I am feeling selfish tonight, and if I can be honest a little angry.  I miss having a partner.  My mom is a wonderful person.  She really is.  She is my best friend, and without a doubt the person I go to whenever I have news to share.  Good news, bad, exciting, or sad.  She is the first phone call I make to talk about my day.  Being 14 years apart from my next sibling I do not have close relationships with my  brothers or my sister.  I cannot call them and vent to them about my day.  Mainly because they have their own kids (who are my own generation) and they are the sounding boards for their own children. we just seem to have nothing in common.  Our interests are different.  There is a generation gap between my siblings and I, and although I love them dearly there will always be this bridge between us that is just difficult to cross.  My siblings, many of them, have a spouse that is their sounding board.  That person is their "other."  You know, the one you go to when you've had a bad day, or maybe it's a good day.  Someone to share inside jokes with.  Someone to rant and rave at.  Someone that will just listen when you need to cry.  For me, at least the last several years has been my mother.  I worry about when she is gone.  I hope that loneliness will not overcome me.  For I do not have someone to talk to at night.  I don't have that partner to help me with dinner, homework, baths, or all other duties that a family has.  To be quite frank....I do not want a man around right now.  I can think of a couple reasons why I would like to be married, but none of those reasons are healthy so for now I guess I continue on single.  I miss the help with the family, but I have been so scorned that I don't feel that my trust radar is anywhere near on target yet.  That will take some serious time.  Time that I can't put a limit on.

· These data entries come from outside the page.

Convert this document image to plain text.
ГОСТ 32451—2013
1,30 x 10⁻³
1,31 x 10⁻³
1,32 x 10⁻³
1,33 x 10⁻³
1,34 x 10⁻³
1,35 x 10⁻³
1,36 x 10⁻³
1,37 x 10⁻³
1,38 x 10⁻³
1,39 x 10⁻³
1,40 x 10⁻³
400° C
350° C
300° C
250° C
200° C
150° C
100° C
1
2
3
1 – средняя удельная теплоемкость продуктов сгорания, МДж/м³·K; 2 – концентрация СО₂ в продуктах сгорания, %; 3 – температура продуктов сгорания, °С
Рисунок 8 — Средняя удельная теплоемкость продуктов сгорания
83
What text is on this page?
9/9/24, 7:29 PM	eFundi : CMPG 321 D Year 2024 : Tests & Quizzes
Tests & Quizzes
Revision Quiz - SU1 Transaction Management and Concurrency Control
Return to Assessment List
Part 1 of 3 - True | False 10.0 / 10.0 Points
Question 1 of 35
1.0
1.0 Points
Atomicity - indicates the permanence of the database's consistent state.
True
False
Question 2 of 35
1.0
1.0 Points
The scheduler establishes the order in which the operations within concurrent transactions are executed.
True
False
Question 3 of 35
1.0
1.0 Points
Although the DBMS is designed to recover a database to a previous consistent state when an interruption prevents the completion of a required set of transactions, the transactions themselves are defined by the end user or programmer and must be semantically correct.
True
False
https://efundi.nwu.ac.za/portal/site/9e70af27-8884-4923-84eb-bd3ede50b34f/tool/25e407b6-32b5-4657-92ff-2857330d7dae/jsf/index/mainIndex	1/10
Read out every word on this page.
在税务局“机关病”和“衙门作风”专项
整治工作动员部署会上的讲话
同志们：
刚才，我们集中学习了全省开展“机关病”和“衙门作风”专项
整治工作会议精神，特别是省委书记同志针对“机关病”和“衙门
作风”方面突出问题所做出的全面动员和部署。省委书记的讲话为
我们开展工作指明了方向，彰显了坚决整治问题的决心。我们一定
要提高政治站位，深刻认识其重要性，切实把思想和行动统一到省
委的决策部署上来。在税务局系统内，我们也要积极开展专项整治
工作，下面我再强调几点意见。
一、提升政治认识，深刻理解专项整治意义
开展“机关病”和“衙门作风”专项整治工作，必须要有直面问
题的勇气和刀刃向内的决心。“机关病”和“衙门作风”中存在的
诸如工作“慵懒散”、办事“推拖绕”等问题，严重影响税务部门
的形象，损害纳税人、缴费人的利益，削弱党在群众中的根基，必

I often worry about how much I take for granted.  Time is number one on my list of things most precious.  Don't ever take time for granted.  Don't put off until tomorrow what can be done today.  I would like to add to that saying.  Don't put off until tomorrow what can be done or said today.  Tell those around you how much you love them.  Make sure they know it.  Make sure that you hug longer and more often.  Don't be ashamed or worried that you might look like a fool by expressing your feelings out loud or to someone you love.  Time is not something to take for granted.  In a moment things can be different.  People you love can be gone and it will be too late to say what you need to say.  Forgive!!!! For goodness sake....are you perfect????  If we were perfect, at least in my opinion, we would not be on this earth anymore.  We would be taken back up to heaven to live with our Savior.  So, when someone wrongs you, hurts you, makes you sad, angry, or upset....no matter how hard it is.... try to work on a way to forgive them and move on.  If you have not walked in someone else's shoes are you truly able to pass judgement on them??  Be a peacemaker, and say "I'm sorry" much more often than you already do.  Don't worry about things that are out of your control.  Control the things that you can change.  Yes, I will be the first to admit that I am a bit selfish in saying that I wish I had a mother who was 52 instead of 82.  I wish my dad were still alive.  I wish my siblings were closer in my age; that we could raise our children together instead of a generation apart.  I wish my nieces and nephews lived closer.  I wish, I wish, I wish.......but my mother knows how much I love her.  I've told her.  I tell her often.  My dad knew before he died that I was grateful to him for life.  I was thankful he showed me how to pay it forward and press on even in hard times.  I am thankful for forgiveness.  Both given to me and forgiveness I have given.  I tell my friend often that I love them.  That I am thankful for them in my life.  I hope that I never put off something I can say today.  I love you mom!